Я стал прислушиваться ко всем перешёптываниям и бубнежу, который гулял по помещению. Очень хотелось сесть между двух каких-нибудь пенсионерок и сказать:
– А вы знаете, один человек так сильно боялся умереть во сне, что спал с открытыми глазами.
А потом, не дожидаясь её ответа, резко повернуться к другой и добавить:
– А другой человек так сильно боялся попасть в авиакатастрофу, что летал на метле.
А потом, когда на меня наверняка повернёт голову кто-нибудь ещё, сказать громко всем:
– А третий человек так сильно боялся попасть в автомобильную аварию, что ездил исключительно на хую галопом, представляете!

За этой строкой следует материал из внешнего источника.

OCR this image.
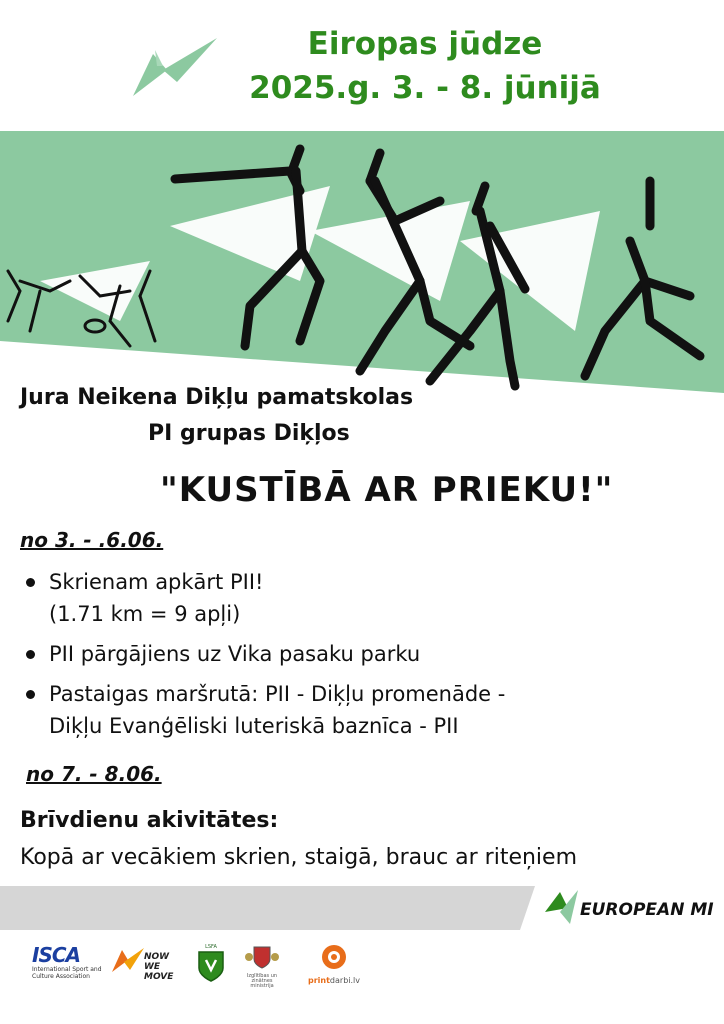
Eiropas jūdze
2025.g. 3. - 8. jūnijā
Jura Neikena Diķļu pamatskolas
PI grupas Diķļos
"KUSTĪBĀ AR PRIEKU!"
no 3. - .6.06.
Skrienam apkārt PII!
(1.71 km = 9 apļi)
PII pārgājiens uz Vika pasaku parku
Pastaigas maršrutā: PII - Diķļu promenāde -
Diķļu Evanģēliski luteriskā baznīca - PII
no 7. - 8.06.
Brīvdienu akivitātes:
Kopā ar vecākiem skrien, staigā, brauc ar riteņiem
EUROPEAN MI
ISCA
International Sport and Culture Association
NOW
WE MOVE
LSFA
Izglītības un zinātnes
ministrija
printdarbi.lv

Нет, это для меня не вариант. Я ещё раз оглядел всех дедок и бабок и стал озвучивать про себя самых ярких и странных:
Бабка_1
«Ты знаешь, откуда у меня эта привычка качаться из стороны в сторону? Это было в шестьдесят девятом, как щас помню. Я тогда пела в ансамбле „Какашечка“. Лучше всех пела. И наш худрук ко мне как-то раз пристал. Соси, говорит, мою дирижёрскую палочку, спой, говорит, в мой динамический микрофон. Я, конечно, отказалась, крикнула ему: „Вялого тебе на квашню, жопорватый шляпосос!“ – и побежала в милицию писать заявление. А в милиции был главным наш сосед Петрович, который тоже мне как-то предлагал потрогать его табельный пистолет. Пососи, говорит, Катюха, мне именное короткоствольное самозарядное оружие, я с тобой семками поделюсь. Но я ему тоже отказала. И он, значит, прочитал моё заявление, подтёрся им, обозвал меня безграмотной курицей и силком притащил меня обратно к худруку. Они раздели меня, Петрович с худруком, и засунули мне в жопу метроном. С тех пор я и качаюсь одна в темпе шестьдесят девять».
Бабка_2
«Я вяжу, вяжу, вяжу самотык малиновый. Потом внучке покажу, Людочке Мартыновой. Будем вместе с ней играть палкой полосатою и манду мою чесать седую, волосатую. Никому не скажем про наш секретик маленький, тихо пержик смажем и – в мой гаражик старенький. Когда внучка подрастёт, Людочка Мартынова, ей по наследству перейдёт мой самотык малиновый».
Дед_0
«А откуда здесь эта зелёная стенка? Я думал, война закончится и мы будем нормально есть шлёцик. А когда у нас под носом дурак высрал сто как, что же тогда получается? Я считаю, так нельзя, когда сам мудак, ещё и с мудаком говоришь по телефону. Потому что когда на двух концах провода мудаки – это вообще жопа. А какашечки мягкие, сырые – они ведь шальные. Здесь тонкий подход нужен. Понимаешь? Ты, если не знаешь, лучше вообще ничего не говори. А то сидишь тут, и ссы тебе в глаза – всё божья роса».